Poster Presentation 30th Lorne Cancer Conference 2018

Itraconazole as a novel treatment for pancreatic cancer (#161)

Jennifer Man 1 , Danielle Froio 1 , Rhys Stark 1 , Ashleigh Parkin 1 , Alison Drury 1 , Nicolas Vogel 1 , Angela Steinmann 1 , Stacey Walters 2 , Adnan Nagrial 3 , Shane Grey 2 , Paul Timpson 1 , Marina Pajic 1
  1. The Kinghorn Cancer Centre, Cancer Division, Garvan Institute of Medical Research, Sydney, NSW, Australia
  2. Transplantation Immunology Division, Garvan Institute of Medical Research, Sydney, NSW, Australia
  3. Crown Princess Mary Centre, Westmead Hospital, Sydney, NSW, Australia

Pancreatic cancer (PC) is the fourth leading cause of cancer death in Western societies with an overall 5-year survival rate of 8%. Despite significant recent efforts into developing novel therapeutics, gemcitabine and nab-paclitaxel chemotherapy remains the standard-of-care for patients with advanced PC, despite imparting only a marginal overall survival advantage of 1.8 months.
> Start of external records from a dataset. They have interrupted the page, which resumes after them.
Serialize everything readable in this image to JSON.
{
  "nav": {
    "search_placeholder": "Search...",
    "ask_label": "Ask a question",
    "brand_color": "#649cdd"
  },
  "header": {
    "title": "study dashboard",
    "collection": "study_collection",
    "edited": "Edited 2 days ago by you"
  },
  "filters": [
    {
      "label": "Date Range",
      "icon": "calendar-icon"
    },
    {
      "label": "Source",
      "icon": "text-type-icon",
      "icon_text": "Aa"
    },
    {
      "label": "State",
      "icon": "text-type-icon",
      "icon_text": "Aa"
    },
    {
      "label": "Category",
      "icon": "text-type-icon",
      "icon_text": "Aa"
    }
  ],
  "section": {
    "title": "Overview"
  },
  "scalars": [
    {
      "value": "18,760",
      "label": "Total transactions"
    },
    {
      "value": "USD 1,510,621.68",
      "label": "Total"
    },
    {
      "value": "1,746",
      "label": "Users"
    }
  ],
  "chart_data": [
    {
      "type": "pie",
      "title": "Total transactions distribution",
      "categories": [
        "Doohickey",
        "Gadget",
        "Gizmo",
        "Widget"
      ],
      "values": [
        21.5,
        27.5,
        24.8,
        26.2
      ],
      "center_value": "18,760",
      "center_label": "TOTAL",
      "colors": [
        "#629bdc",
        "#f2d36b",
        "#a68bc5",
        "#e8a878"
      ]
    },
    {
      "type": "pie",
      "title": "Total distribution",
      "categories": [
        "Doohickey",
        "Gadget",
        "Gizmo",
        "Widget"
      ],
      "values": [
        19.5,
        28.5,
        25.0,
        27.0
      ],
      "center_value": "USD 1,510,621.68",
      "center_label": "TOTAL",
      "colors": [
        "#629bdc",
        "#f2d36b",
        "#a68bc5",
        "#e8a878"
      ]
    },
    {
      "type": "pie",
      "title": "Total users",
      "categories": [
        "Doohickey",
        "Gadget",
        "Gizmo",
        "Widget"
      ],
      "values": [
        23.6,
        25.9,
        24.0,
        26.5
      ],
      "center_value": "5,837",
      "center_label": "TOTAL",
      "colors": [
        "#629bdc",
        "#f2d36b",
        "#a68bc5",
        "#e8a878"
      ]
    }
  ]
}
Extensive molecular heterogeneity of PC, few effective therapies and high mortality make this disease a prime model for advancing development of tailored therapies. Itraconazole is an inexpensive, safe, orally administered and clinically used anti-fungal agent, recently shown to possess anti-cancer activities in a range of malignancies including lung, prostate and ovarian cancer (Aftab et al. 2011; Antonarakis et al. 2013). Despite the lack of preclinical studies of itraconazole in PC, there are several remarkable case-reports and retrospective studies suggesting significant efficacy (Tsubamoto et al. 2015; Lockhart et al. 2015). Here we aim to explore the potential therapeutic benefit of itraconazole and rationally-designed combination therapies in vitro and in vivo utilising our robust and well-characterised patient-derived xenograft (PDX) and cell line (PDCL) models of PC. In vitro, PDCLs exhibited a diverse range of sensitivities to itraconazole, and sensitive lines (IC50<5µM) displayed strong synergism when treated with itraconazole in combination with gemcitabine chemotherapy. Data also suggest a correlation of itraconazole sensitivity with NPC1 receptor expression in our PDCLs, which may warrant further investigation of NPC1 as a potential biomarker of response (Head et al. 2015). In vivo, combination of itraconazole and chemotherapy significantly reduced tumour burden and improved overall survival in a KPC mouse model of PC. Our findings demonstrate the potential efficacy of repurposing itraconazole as a cheap and safe complement to chemotherapy in PC, a molecularly varied disease in dire need of tailored and effective treatment strategies.